Your post must include not only your question/where you’re stuck, but also what you’ve already done to try to solve it so far and what resources (class notes, online URLs, etc.) you used to try to answer the question up to this point. See how to ask debugging questions.
UCSD policies & resources¶
Academic Integrity¶
From UCSD Academic Integrity office
Integrity of scholarship is essential for an academic community. The University expects that both faculty and students will honor this principle and in so doing protect the validity of University intellectual work. For students, this means that all academic work will be done by the individual to whom it is assigned, without unauthorized aid of any kind.
Please read the full UCSD policy
You are encouraged to work together and help one another for labs. However, you are personally responsible for the work you submit. It is your responsibility to ensure you understand everything you’ve submitted.
You must work independently on the problem sets and the final. You may ask and answer debugging questions on campuswire, but doing work for another student or providing assistance outside of public questions on campuswire on the problem sets or final project will be treated as a violation of academic integrity and you will be referred for disciplinary action. Similarly, emailing with or otherwise communicating with other students or anyone else during a quiz or exam will be treated as a violation and also referred for disciplinary action. Cheating and plagiarism have been and will be strongly penalized. Please review academic integrity policies here.
You are responsible for ensuring that the correct file has been submitted and that the submission is uncorrupted. If, for whatever reason, Canvas or DataHub is down or something else prohibits you from being able to turn in an assignment on time, immediately contact the instructor by emailing the assignment, otherwise the assignment will be graded as late.
Class Conduct¶
In all interactions in this class, you are expected to be respectful. This includes following the UC San Diego principles of community.
This class will be a welcoming, inclusive, and harassment-free experience for everyone, regardless of gender, gender identity and expression, age, sexual orientation, disability, physical appearance, body size, race, ethnicity, religion (or lack thereof), political beliefs/leanings, or technology choices.

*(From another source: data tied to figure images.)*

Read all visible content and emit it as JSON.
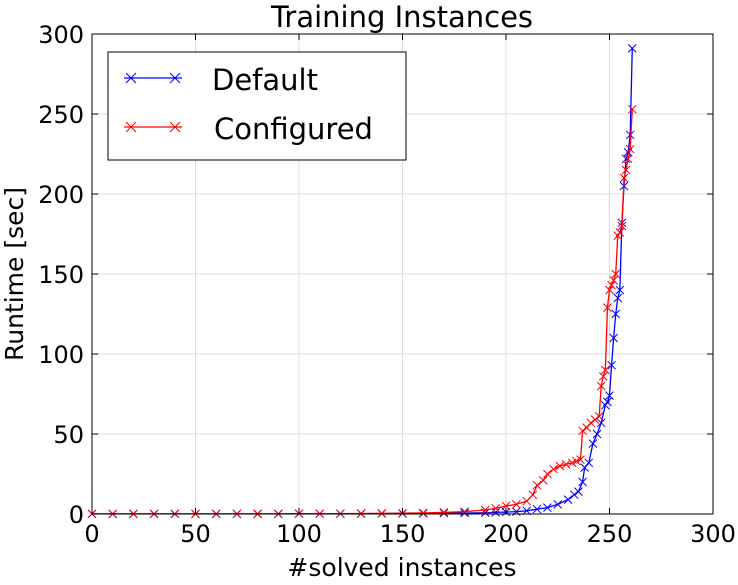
{
  "chart_data": {
    "type": "line",
    "title": "Training Instances",
    "xlabel": "#solved instances",
    "ylabel": "Runtime [sec]",
    "xlim": [
      0,
      300
    ],
    "ylim": [
      0,
      300
    ],
    "xticks": [
      0,
      50,
      100,
      150,
      200,
      250,
      300
    ],
    "yticks": [
      0,
      50,
      100,
      150,
      200,
      250,
      300
    ],
    "grid": true,
    "legend_position": "top-left",
    "marker": "x",
    "series": [
      {
        "name": "Default",
        "color": "#0000ff",
        "points": [
          [
            0,
            0.1
          ],
          [
            10,
            0.1
          ],
          [
            20,
            0.1
          ],
          [
            30,
            0.1
          ],
          [
            40,
            0.1
          ],
          [
            50,
            0.1
          ],
          [
            60,
            0.1
          ],
          [
            70,
            0.1
          ],
          [
            80,
            0.1
          ],
          [
            90,
            0.1
          ],
          [
            100,
            0.2
          ],
          [
            110,
            0.2
          ],
          [
            120,
            0.2
          ],
          [
            130,
            0.2
          ],
          [
            140,
            0.3
          ],
          [
            150,
            0.3
          ],
          [
            160,
            0.4
          ],
          [
            170,
            0.5
          ],
          [
            180,
            0.6
          ],
          [
            190,
            0.8
          ],
          [
            195,
            1
          ],
          [
            200,
            1.2
          ],
          [
            205,
            1.5
          ],
          [
            210,
            2
          ],
          [
            215,
            3
          ],
          [
            220,
            4
          ],
          [
            225,
            6
          ],
          [
            230,
            9
          ],
          [
            233,
            12
          ],
          [
            235,
            14
          ],
          [
            237,
            20
          ],
          [
            238,
            29
          ],
          [
            240,
            32
          ],
          [
            242,
            44
          ],
          [
            244,
            50
          ],
          [
            246,
            57
          ],
          [
            248,
            68
          ],
          [
            249,
            70
          ],
          [
            250,
            74
          ],
          [
            251,
            93
          ],
          [
            252,
            110
          ],
          [
            253,
            125
          ],
          [
            254,
            135
          ],
          [
            255,
            140
          ],
          [
            256,
            182
          ],
          [
            257,
            205
          ],
          [
            258,
            222
          ],
          [
            259,
            226
          ],
          [
            260,
            237
          ],
          [
            261,
            291
          ]
        ]
      },
      {
        "name": "Configured",
        "color": "#ff0000",
        "points": [
          [
            0,
            0.1
          ],
          [
            10,
            0.1
          ],
          [
            20,
            0.1
          ],
          [
            30,
            0.1
          ],
          [
            40,
            0.1
          ],
          [
            50,
            0.1
          ],
          [
            60,
            0.1
          ],
          [
            70,
            0.1
          ],
          [
            80,
            0.1
          ],
          [
            90,
            0.1
          ],
          [
            100,
            0.2
          ],
          [
            110,
            0.2
          ],
          [
            120,
            0.2
          ],
          [
            130,
            0.3
          ],
          [
            140,
            0.4
          ],
          [
            150,
            0.5
          ],
          [
            160,
            0.7
          ],
          [
            170,
            1
          ],
          [
            180,
            1.5
          ],
          [
            190,
            2.5
          ],
          [
            195,
            3.5
          ],
          [
            200,
            5
          ],
          [
            205,
            6
          ],
          [
            210,
            8
          ],
          [
            213,
            12
          ],
          [
            215,
            18
          ],
          [
            218,
            21
          ],
          [
            220,
            25
          ],
          [
            223,
            28
          ],
          [
            226,
            30
          ],
          [
            229,
            31
          ],
          [
            232,
            32
          ],
          [
            234,
            33
          ],
          [
            236,
            34
          ],
          [
            237,
            52
          ],
          [
            239,
            54
          ],
          [
            241,
            57
          ],
          [
            243,
            59
          ],
          [
            245,
            61
          ],
          [
            246,
            80
          ],
          [
            247,
            86
          ],
          [
            248,
            90
          ],
          [
            249,
            129
          ],
          [
            250,
            140
          ],
          [
            251,
            143
          ],
          [
            252,
            146
          ],
          [
            253,
            150
          ],
          [
            254,
            174
          ],
          [
            255,
            176
          ],
          [
            256,
            180
          ],
          [
            257,
            210
          ],
          [
            258,
            215
          ],
          [
            259,
            222
          ],
          [
            260,
            228
          ],
          [
            261,
            253
          ]
        ]
      }
    ]
  }
}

At all times, you should be considerate and respectful. Always refrain from demeaning, discriminatory, or harassing behavior and speech. Last of all, take care of each other.
If you have a concern, please speak with the Professor, your TAs, or IAs. If you are uncomfortable doing so, that’s OK! The OPHD (Office for the Prevention of Sexual Harassment and Discrimination) and CARE (confidential advocacy and education office for sexual violence and gender-based violence) are wonderful resources on campus.
Disability Access¶
Students requesting accommodations due to a disability must provide a current Authorization for Accommodation (AFA) letter. These letters are issued by the Office for Students with Disabilities (OSD), which is located in University Center 202 behind Center Hall. Please make arrangements to contact Professor privately to arrange accommodations.

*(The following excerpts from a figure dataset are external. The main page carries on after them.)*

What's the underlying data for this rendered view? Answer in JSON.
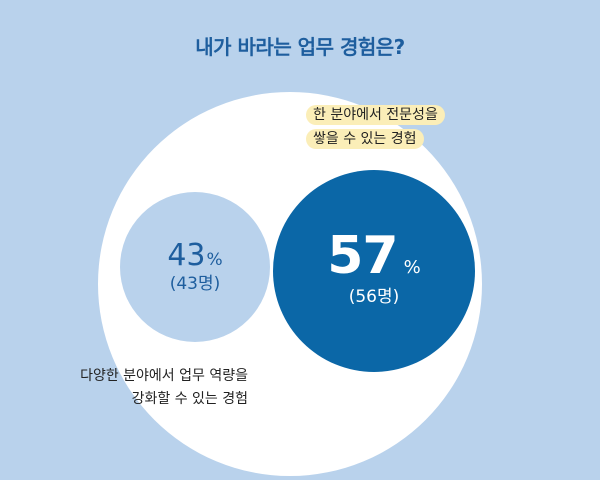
{
  "title": "내가 바라는 업무 경험은?",
  "chart_data": {
    "type": "bubble",
    "title": "내가 바라는 업무 경험은?",
    "categories": [
      "한 분야에서 전문성을 쌓을 수 있는 경험",
      "다양한 분야에서 업무 역량을 강화할 수 있는 경험"
    ],
    "values_percent": [
      57,
      43
    ],
    "counts": [
      56,
      43
    ],
    "items": [
      {
        "label_line1": "한 분야에서 전문성을",
        "label_line2": "쌓을 수 있는 경험",
        "percent": "57",
        "unit": "%",
        "count": "(56명)",
        "color": "#0b67a7"
      },
      {
        "label_line1": "다양한 분야에서 업무 역량을",
        "label_line2": "강화할 수 있는 경험",
        "percent": "43",
        "unit": "%",
        "count": "(43명)",
        "color": "#b9d2ec"
      }
    ]
  },
  "colors": {
    "background": "#b9d2ec",
    "title": "#1e5e9e",
    "highlight": "#fbeeb8",
    "big_circle": "#0b67a7",
    "small_circle": "#b9d2ec"
  }
}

Contacting the OSD can help you further: 858.534.4382 (phone) osd@ucsd.edu (email) http://disabilities.ucsd.edu
Important Resources for Students¶
Counseling and Psychology Services (CAPS). “CAPS provides FREE, confidential, psychological counseling and crisis services for registered UCSD students. CAPS also provides a variety of groups, workshops, and drop-in forums.”
CARE at the Sexual Assault Resource Center is the UC San Diego confidential advocacy and education office for sexual harassment, sexual violence and gender-based violence (dating violence, domestic violence, stalking).
Office for the Prevention of Harassment & Discrimination (OPHD). OPHD “works to resolve complaints of discrimination and harassment through formal investigation or alternative resolution.”